Czechs traveling to the US will no longer need proof of Covid-19 vaccination

Non-US citizens traveling to the country for tourism reasons have needed to present proof of vaccination for over 18 months. Staff

Written by Staff Published on 10.05.2023 16:02:00 (updated on 10.05.2023) Reading time: 1 minute

Over three years after the beginning of Covid-19, the U.S. government announced that it will end Covid-19 vaccine requirements for non-U.S. air travelers flying from selected countries – including Czechia.

Non-citizen, non-immigrant passengers will no longer need to show proof of vaccination from May 12. They have needed to do so since early 2022 – presenting a negative PCR test was not enough. U.S. citizens – of which there are about 10,000 in Czechia – were exempt from this last year.

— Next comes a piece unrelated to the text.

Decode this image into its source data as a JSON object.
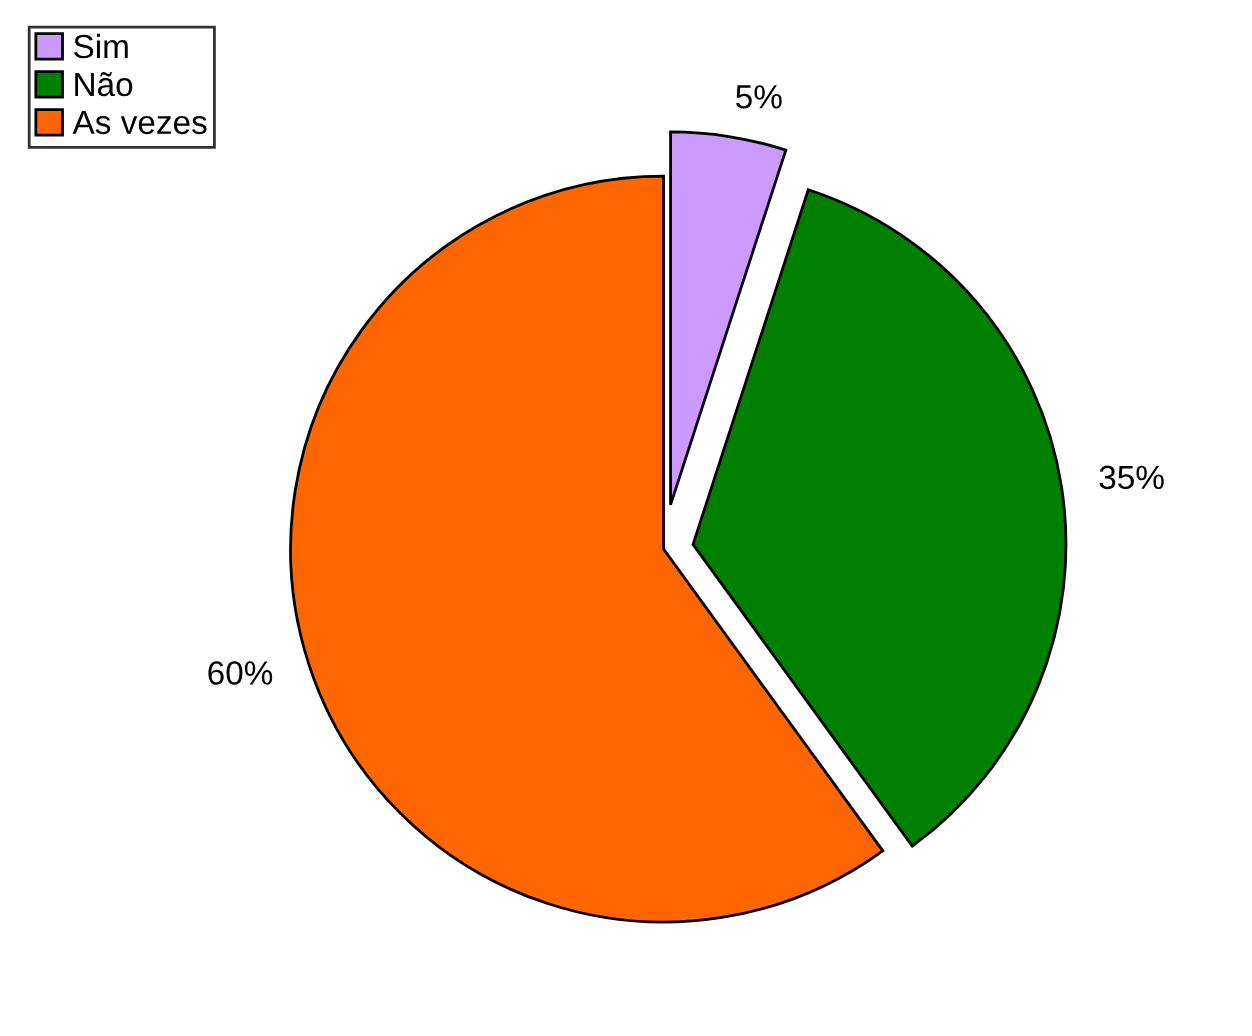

"We are announcing that the [U.S.] administration will end the Covid-19 vaccine requirements for federal employees, federal contractors, and international air travelers at the end of May 11, the same day that the Covid-19 public health emergency ends," writes the White House on its website.

Since the outbreak of the pandemic, either proof of vaccination or a negative PCR test had been required to enter Czechia; people traveling from some countries that were deemed as high risk were not able to enter at all.

Czechia removed its traffic-light system for incoming passengers in mid-February 2022, which made it easier for many people to enter the country. In April last year, the government fully opened up the country without the need to present a vaccination certificate, PCR test, or fill out an arrival form.